Bij het maken van trainingen, wordt er met verschillende factoren rekening gehouden. Hiermee kan een training effectief en variërend gemaakt worden. Om te bepalen wat voor effect het aantal herhalingen op jouw lichaam heeft moeten we een paar van deze factoren in acht nemen. Het zijn er een hoop dus ik beperk ze even tot de volgende:
- Herhalingen
- Tempo
- T.U.T. (time under tension)
- Volume
In deze blog ga ik het hebben over de effecten en het nut van hoge en lange herhalingen met betrekking tot krachttraining op je spiermassa. Verder nemen we ook nog een paar anderen termen mee als tempo, T.U.T. en volume.
Herhaling
Een herhaling, het woord zegt het al, is één keer een beweging uitvoeren, denk aan één keer opdrukken. Wanneer je een aantal herhalingen achter elkaar gaat uitvoeren, heb je een set.
Een voorbeeld van een set is dus : 10 x opdrukken achter elkaar.
Tempo
Het tempo van je oefening is in eerste instantie belangrijk voor het goed uitvoeren van de oefening, deze is nodig om een mind muscle connectie te maken, om dus goed te voelen waar deze aankomt. Maar bovenal willen we hiermee een trainingsprikkel garanderen. Je herhalingsreeks is hiervoor natuurlijk ook belangrijk.
Er zijn 4 verschillende fases in je oefening. De neergangsfase (excentrische fase) waarbij je de spier verlengt. De isometrische contractie, hier hou je spanning onderin vast. De concentrische fase, hier haal je de spier weer naar je toe, de spier verkort zich weer. En bovenin hebben we weer de isometrische contractie.
Twee voorbeelden van een veelgebruikt tempo zijn :
3-1-x-1
Hierbij ga je 3 seconden dalen en 1 seconden vasthouden beneden. X is zo snel mogelijk omhoog en boven houd je weer 1 seconden vast.
2-0-x-0
Hierbij ga je in 2 seconden omhoog, zo snel mogelijk terug omhoog en in 2 seconden weer omlaag.

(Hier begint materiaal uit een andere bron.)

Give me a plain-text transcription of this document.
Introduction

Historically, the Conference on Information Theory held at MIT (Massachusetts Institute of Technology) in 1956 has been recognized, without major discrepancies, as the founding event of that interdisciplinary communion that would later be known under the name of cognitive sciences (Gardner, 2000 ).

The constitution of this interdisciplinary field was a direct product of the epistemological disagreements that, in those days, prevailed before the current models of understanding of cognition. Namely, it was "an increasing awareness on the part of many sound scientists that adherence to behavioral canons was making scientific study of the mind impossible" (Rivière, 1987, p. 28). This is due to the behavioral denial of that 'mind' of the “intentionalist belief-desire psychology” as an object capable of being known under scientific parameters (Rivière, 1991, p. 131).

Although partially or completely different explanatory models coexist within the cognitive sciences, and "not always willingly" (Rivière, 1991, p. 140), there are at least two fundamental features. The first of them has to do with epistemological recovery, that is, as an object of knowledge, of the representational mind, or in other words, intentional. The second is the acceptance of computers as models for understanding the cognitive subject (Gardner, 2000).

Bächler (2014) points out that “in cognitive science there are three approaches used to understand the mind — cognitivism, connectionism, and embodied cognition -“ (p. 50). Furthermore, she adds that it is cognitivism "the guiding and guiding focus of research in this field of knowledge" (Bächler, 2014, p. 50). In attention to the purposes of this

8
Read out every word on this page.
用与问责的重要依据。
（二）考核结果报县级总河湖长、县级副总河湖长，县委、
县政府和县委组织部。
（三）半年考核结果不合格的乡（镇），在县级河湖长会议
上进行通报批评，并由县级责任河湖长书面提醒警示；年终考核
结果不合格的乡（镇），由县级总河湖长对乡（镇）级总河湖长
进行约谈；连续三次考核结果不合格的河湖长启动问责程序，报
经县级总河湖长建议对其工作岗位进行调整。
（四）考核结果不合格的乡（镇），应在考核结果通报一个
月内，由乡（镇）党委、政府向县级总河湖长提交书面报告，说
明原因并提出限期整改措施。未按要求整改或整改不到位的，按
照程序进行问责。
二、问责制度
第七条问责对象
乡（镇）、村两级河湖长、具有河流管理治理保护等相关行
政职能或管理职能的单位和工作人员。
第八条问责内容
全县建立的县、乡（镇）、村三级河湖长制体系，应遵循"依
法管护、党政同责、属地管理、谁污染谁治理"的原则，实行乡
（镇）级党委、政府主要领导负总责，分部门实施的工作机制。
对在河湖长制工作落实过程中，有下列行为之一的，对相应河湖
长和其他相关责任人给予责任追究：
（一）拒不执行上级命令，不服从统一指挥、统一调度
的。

Het verschil hierbij is dat je bij de tweede continu spierspanning houdt en geen gebruik kunt maken van een momentum om even uit te rusten.
Beide tempo’s geven een andere trainingsprikkel.
Time under tension
Het aantal herhalingen bepaald in combinatie met het tempo, de T.U.T., de tijd dat de spier onder spanning staat. Het tempo laat zien hoe snel je een herhaling uitvoert.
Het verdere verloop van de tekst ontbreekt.